The other thing is that  in my field  (Information Science)  I am continually exploring  new tools (software, tech, etc.) and teaching our faculty how to best use them for their work.  Once all the professors are up to speed with a technology, a new version comes along that requires further training.  So I am continually learning to do new things and helping others learn.

I should also mention that since Christmas (inspired by reading Moonwalking with Einstein) I have successfully added 468 country locations to my long-term memory (sic) through completing a “Countries of the World” course on the Memrise website.   Now know lots non-actionable information – the names and locations of all the island chains in the South Pacific, all the countries in Africa, Central America, etcThe point of mentioning this that I successfully completed a learning project, and reminds me that if I invest effort and time I can learn new things and  develop new skills such as programming.

– Andrew Taylor

Simile Timeline project, “platform independence” concept and Rice Python programming MOOC

April 24, 2013 Leave a comment

I’ve been experimenting with Timeline, a widget from MIT’s SIMILE project, and intend to build one and share it online.

The goal is to create a Louis Armstrong recording Timeline from the 1920s, with images and linking to the recordings (should all be accessible on YouTube in some form).

Basically Armstrong’s 2os recording locations are predictable and uncertain at the same time .  During the 20s he  mostly recorded in Chicago, then New York, then Chicago again, but many of the specific recording studio address are unrecorded (data example:  “OKeh recording session – Chicago, IL – March 1, 1926”).  As a result,  the temporal element is primary, the spatial element secondary.

I’ll probably just put in a divider indicating that he’s back in Chicago after 11/9/1926, maybe with light commentary on events surrounding the move.

[12/16/16 note: I ended up doing a similar project but used TimelineJS (created by Knightlab guru Zach Wise.  My project, currently lying fallow, is Timeline of King Oliver’s Creole Jazz Band (1917-1923), focused on Armstrong’s mentor Joe Oliver.  The research aspect is built on a foundation of brilliant scholarship by the University of Richmond’s Gene Anderson and that of many others.]
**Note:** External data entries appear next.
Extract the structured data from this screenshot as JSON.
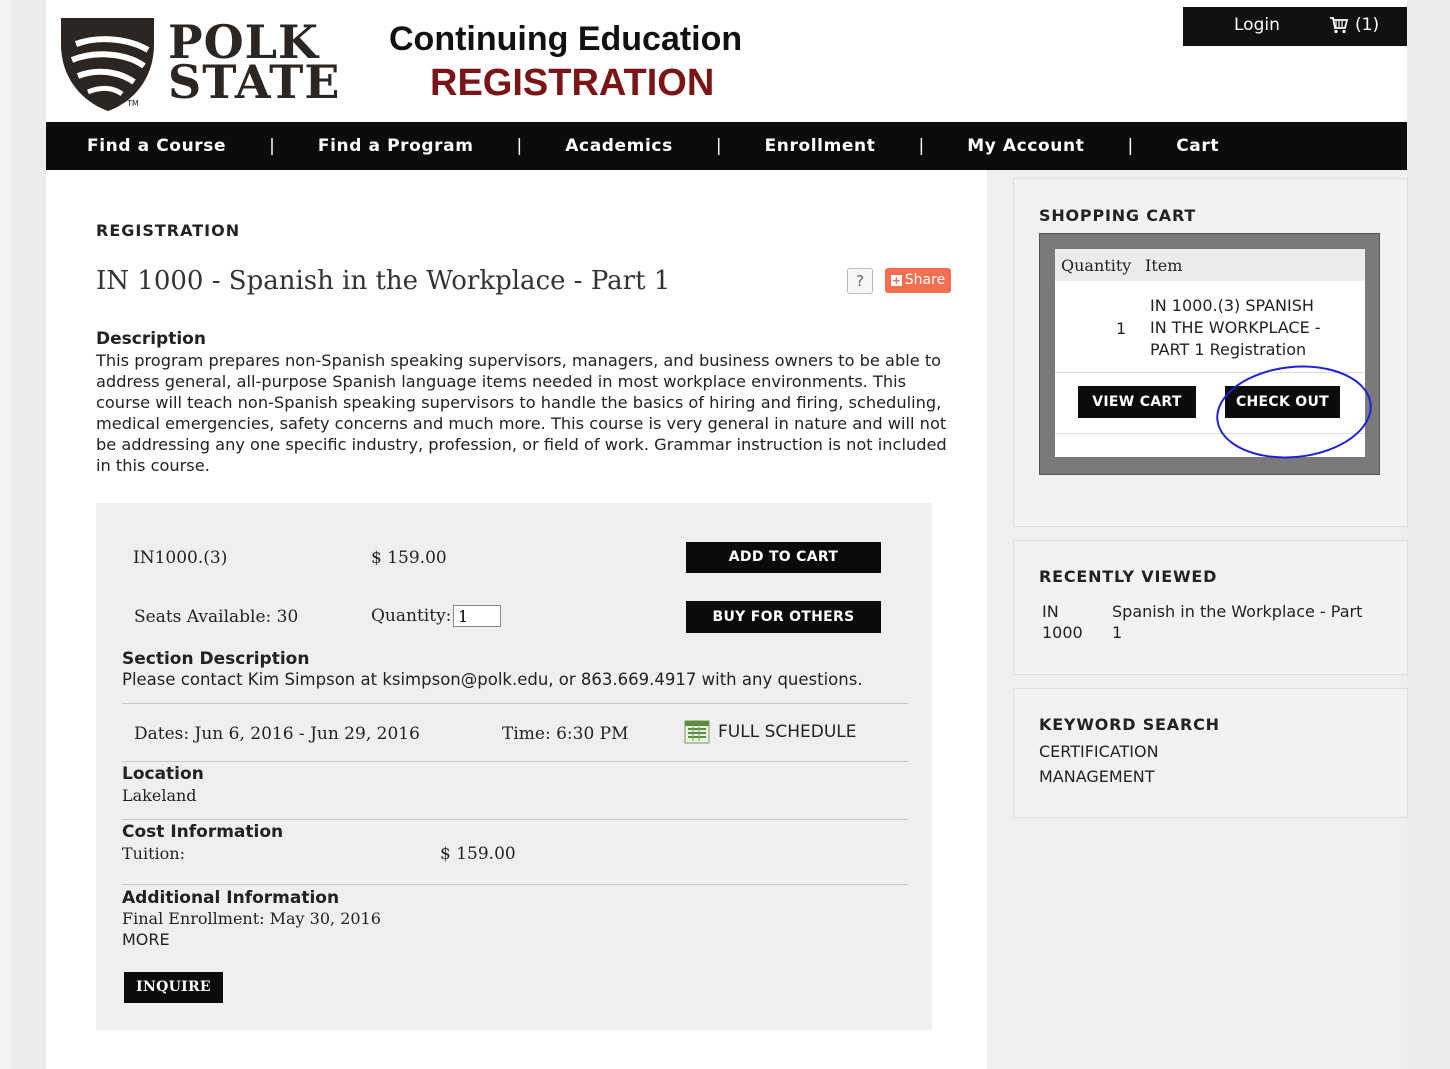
{
  "brand": {
    "logo_line1": "POLK",
    "logo_line2": "STATE",
    "tm": "TM",
    "title": "Continuing Education",
    "subtitle": "REGISTRATION",
    "accent_color": "#7a1416"
  },
  "topbar": {
    "login": "Login",
    "cart": "(1)"
  },
  "nav": {
    "items": [
      "Find a Course",
      "Find a Program",
      "Academics",
      "Enrollment",
      "My Account",
      "Cart"
    ],
    "sep": "|"
  },
  "main": {
    "heading": "REGISTRATION",
    "course_title": "IN 1000 - Spanish in the Workplace - Part 1",
    "help": "?",
    "share": "Share",
    "desc_label": "Description",
    "description": "This program prepares non-Spanish speaking supervisors, managers, and business owners to be able to address general, all-purpose Spanish language items needed in most workplace environments. This course will teach non-Spanish speaking supervisors to handle the basics of hiring and firing, scheduling, medical emergencies, safety concerns and much more. This course is very general in nature and will not be addressing any one specific industry, profession, or field of work. Grammar instruction is not included in this course."
  },
  "section": {
    "code": "IN1000.(3)",
    "price": "$ 159.00",
    "add_to_cart": "ADD TO CART",
    "seats": "Seats Available: 30",
    "quantity_label": "Quantity:",
    "quantity_value": "1",
    "buy_for_others": "BUY FOR OTHERS",
    "section_desc_label": "Section Description",
    "section_desc": "Please contact Kim Simpson at ksimpson@polk.edu, or 863.669.4917 with any questions.",
    "dates": "Dates: Jun 6, 2016 - Jun 29, 2016",
    "time": "Time: 6:30 PM",
    "full_schedule": "FULL SCHEDULE",
    "location_label": "Location",
    "location": "Lakeland",
    "cost_label": "Cost Information",
    "tuition_label": "Tuition:",
    "tuition": "$ 159.00",
    "additional_label": "Additional Information",
    "final_enrollment": "Final Enrollment: May 30, 2016",
    "more": "MORE",
    "inquire": "INQUIRE"
  },
  "sidebar": {
    "cart_title": "SHOPPING CART",
    "col_quantity": "Quantity",
    "col_item": "Item",
    "item_qty": "1",
    "item_line1": "IN 1000.(3) SPANISH",
    "item_line2": "IN THE WORKPLACE -",
    "item_line3": "PART 1 Registration",
    "view_cart": "VIEW CART",
    "check_out": "CHECK OUT",
    "recent_title": "RECENTLY VIEWED",
    "recent_code1": "IN",
    "recent_code2": "1000",
    "recent_name1": "Spanish in the Workplace - Part",
    "recent_name2": "1",
    "keyword_title": "KEYWORD SEARCH",
    "keywords": [
      "CERTIFICATION",
      "MANAGEMENT"
    ]
  }
}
I might also port it to the Neatline platform, though I don’t expect that to work as well given that the demo projects seem focused on the map elements rather than the timeline.  I may be wrong on this, but the best way to find out is to create it.

The goal is really to create a platform-independent dataset that can be easily plugged into any platform with minimal fuss.  With technology advancing so rapidly, the important thing is not a project’s particular implementation on any one platform,  but rather easy accessibility to the data and media assets that constitute the project.

[I am also currently taking a 9-week Coursera class created by Rice computer science professors, An Introduction to Interactive Programming in PythonI’m enjoying it so far and recommend that anyone interested in learning programming take a look at it.]